September 5, 2019, Alex Spanko, Skilled Nursing News - Diversicare Healthcare Services (OTCQX: DVCR) this week announced the successful completion of a 10-building transfer that saw the skilled nursing operator exit the Kentucky market entirely.  The handoff was completed on August 30, according to a release from the Brentwood, Tenn.-based provider.

Diversicare had previously announced its intention to leave the Bluegrass State back in May, characterizing the decision as part of its overall strategic portfolio management plan.

“The decision to exit Kentucky after 25 years was not one that we took lightly,” CEO Jay McKnight said in a statement.  “These facilities were staffed with and managed by a dedicated group of caregivers who are committed to providing high-quality services to the patients and residents we served.  We believe this transaction demonstrates our continued execution of our strategic portfolio efforts and our commitment to focusing on our operations in other regions.”

The company now operates 62 skilled nursing and senior living facilities, with a total of 7,329 licensed beds.

The operator pulled off the deal in collaboration with landlord Omega Healthcare Investors (NYSE: OHI), which agreed to amend its master lease with Diversicare to shed the 885-bed Kentucky portfolio.  The real estate investment trust (REIT) was in charge of finding a new operator for the facilities, according to Diversicare, though the identity of the tenant or tenants was not disclosed.

The deal was also contingent on Omega selling the properties, which officials at the REIT said in August was expected sometime during the third quarter at a price of approximately $85 million.

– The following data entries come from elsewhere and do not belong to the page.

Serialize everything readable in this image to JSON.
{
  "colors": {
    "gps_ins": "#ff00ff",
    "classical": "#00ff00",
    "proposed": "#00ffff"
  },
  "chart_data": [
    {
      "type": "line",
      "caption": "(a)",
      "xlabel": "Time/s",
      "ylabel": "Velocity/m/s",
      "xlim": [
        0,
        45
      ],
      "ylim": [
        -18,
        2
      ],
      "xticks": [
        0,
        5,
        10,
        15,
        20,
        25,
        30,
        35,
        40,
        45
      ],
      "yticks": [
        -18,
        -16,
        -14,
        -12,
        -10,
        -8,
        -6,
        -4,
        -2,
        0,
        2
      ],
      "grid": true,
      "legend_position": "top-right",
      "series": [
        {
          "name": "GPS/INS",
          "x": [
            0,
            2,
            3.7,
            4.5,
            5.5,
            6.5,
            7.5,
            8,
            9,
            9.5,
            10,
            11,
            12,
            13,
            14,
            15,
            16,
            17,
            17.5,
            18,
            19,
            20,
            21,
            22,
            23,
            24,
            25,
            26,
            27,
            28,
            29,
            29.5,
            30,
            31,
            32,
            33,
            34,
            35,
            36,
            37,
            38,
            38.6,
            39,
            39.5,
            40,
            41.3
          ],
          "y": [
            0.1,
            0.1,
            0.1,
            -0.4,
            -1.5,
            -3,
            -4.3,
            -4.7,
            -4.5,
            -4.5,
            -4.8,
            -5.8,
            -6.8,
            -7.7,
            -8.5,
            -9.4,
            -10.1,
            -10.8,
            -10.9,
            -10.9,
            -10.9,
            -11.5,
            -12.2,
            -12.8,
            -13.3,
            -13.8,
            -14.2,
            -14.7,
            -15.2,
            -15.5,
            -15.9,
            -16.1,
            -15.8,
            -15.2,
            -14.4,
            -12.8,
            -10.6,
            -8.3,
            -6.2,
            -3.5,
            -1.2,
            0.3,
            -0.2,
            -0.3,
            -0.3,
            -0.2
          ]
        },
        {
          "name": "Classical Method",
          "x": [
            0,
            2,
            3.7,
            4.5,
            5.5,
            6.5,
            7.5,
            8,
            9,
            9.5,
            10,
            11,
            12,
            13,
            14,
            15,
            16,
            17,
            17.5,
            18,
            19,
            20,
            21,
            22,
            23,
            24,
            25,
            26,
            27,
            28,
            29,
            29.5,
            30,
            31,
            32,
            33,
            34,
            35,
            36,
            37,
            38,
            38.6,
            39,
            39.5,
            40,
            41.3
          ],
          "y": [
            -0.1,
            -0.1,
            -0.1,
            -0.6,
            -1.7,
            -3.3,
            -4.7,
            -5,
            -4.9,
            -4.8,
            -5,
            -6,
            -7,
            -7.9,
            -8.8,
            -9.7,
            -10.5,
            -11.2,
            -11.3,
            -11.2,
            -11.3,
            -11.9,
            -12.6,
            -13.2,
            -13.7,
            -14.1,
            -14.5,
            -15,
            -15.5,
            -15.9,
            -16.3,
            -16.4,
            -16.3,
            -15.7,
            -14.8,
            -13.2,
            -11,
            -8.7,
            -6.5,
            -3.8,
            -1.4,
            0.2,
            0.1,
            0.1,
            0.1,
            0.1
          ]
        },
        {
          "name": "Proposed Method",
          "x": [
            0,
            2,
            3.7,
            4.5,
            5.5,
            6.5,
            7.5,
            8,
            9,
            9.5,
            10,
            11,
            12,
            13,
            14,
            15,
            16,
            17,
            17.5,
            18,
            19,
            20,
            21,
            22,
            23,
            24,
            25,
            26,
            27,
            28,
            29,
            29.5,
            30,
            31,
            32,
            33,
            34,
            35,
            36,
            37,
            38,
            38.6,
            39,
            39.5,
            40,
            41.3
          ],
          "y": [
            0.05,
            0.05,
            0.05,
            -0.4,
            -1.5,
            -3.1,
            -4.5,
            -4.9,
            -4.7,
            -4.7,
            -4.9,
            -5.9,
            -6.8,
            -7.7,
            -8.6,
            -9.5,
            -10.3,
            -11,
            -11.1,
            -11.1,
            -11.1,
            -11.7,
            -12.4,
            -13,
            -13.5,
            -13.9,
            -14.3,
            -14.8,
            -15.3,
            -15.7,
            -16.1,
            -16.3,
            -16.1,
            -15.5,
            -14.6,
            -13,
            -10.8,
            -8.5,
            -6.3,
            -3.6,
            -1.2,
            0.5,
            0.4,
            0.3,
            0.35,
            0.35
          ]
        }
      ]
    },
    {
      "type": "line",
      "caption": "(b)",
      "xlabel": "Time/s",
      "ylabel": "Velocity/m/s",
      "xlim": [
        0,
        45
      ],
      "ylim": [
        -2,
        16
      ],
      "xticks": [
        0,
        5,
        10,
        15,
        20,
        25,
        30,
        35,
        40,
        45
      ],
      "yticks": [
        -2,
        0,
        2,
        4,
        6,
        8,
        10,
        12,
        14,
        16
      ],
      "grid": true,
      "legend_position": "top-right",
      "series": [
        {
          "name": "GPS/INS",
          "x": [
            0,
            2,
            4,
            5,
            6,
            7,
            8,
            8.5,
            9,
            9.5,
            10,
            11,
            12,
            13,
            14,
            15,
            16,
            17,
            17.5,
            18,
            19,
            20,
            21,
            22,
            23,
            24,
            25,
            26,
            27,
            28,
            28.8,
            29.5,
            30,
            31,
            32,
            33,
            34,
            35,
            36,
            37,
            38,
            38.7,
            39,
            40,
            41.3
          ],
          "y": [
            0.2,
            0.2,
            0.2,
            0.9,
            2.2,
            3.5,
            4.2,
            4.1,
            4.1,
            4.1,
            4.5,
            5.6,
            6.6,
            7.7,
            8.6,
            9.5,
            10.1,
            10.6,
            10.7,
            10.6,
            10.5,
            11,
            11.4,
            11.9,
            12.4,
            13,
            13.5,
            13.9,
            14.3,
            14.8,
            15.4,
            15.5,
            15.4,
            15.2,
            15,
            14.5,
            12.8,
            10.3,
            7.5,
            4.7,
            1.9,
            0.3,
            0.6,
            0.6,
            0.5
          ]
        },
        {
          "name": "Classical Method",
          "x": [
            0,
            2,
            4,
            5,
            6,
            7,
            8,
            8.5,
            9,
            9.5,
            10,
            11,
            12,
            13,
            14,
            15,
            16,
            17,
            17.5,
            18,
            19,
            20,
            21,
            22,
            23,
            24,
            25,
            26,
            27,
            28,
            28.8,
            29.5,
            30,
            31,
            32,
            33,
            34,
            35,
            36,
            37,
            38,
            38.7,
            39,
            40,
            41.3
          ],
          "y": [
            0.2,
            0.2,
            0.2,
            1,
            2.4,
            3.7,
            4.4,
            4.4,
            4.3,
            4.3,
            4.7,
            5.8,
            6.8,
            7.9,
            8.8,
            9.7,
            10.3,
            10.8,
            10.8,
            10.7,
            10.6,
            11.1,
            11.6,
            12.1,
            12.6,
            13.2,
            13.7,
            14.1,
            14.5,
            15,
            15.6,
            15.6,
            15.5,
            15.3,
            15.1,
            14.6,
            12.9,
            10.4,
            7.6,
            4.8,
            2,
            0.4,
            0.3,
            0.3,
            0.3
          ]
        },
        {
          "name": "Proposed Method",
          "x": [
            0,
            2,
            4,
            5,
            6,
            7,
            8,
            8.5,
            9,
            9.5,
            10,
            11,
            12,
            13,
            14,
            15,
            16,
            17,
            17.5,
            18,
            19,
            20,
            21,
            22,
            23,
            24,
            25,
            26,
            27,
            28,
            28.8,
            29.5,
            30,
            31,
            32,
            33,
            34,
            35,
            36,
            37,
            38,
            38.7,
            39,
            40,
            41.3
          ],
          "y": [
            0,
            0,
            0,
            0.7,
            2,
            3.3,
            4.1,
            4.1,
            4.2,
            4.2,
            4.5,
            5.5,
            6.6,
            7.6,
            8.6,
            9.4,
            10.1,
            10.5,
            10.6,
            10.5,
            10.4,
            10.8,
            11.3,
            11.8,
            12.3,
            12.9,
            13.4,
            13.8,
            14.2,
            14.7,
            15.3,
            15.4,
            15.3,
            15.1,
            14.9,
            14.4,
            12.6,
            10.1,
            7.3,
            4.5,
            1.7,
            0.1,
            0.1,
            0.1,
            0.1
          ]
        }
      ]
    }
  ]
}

A spokesperson for Omega did not respond to a request for additional information about the potential sale as of press time.

Diversicare has taken several steps to turn around its recently shaky fortunes.  Along with the Kentucky deal, McKnight pointed to the company’s planned participation in a Texas program that boosts Medicaid rates as a reason for optimism last month, as well as a $9.5 million deal with the federal government to settle a long-running probe into its therapy practices dating back to the start of the decade.

“We’ve made significant changes that we believe will improve our outlook,” he said during his company’s second-quarter earnings call.

The past month has also seen Diversicare lose its place on the Nasdaq exchange after officials rejected its appeal of an earlier de-listing warning; the company’s shares now trade over the counter.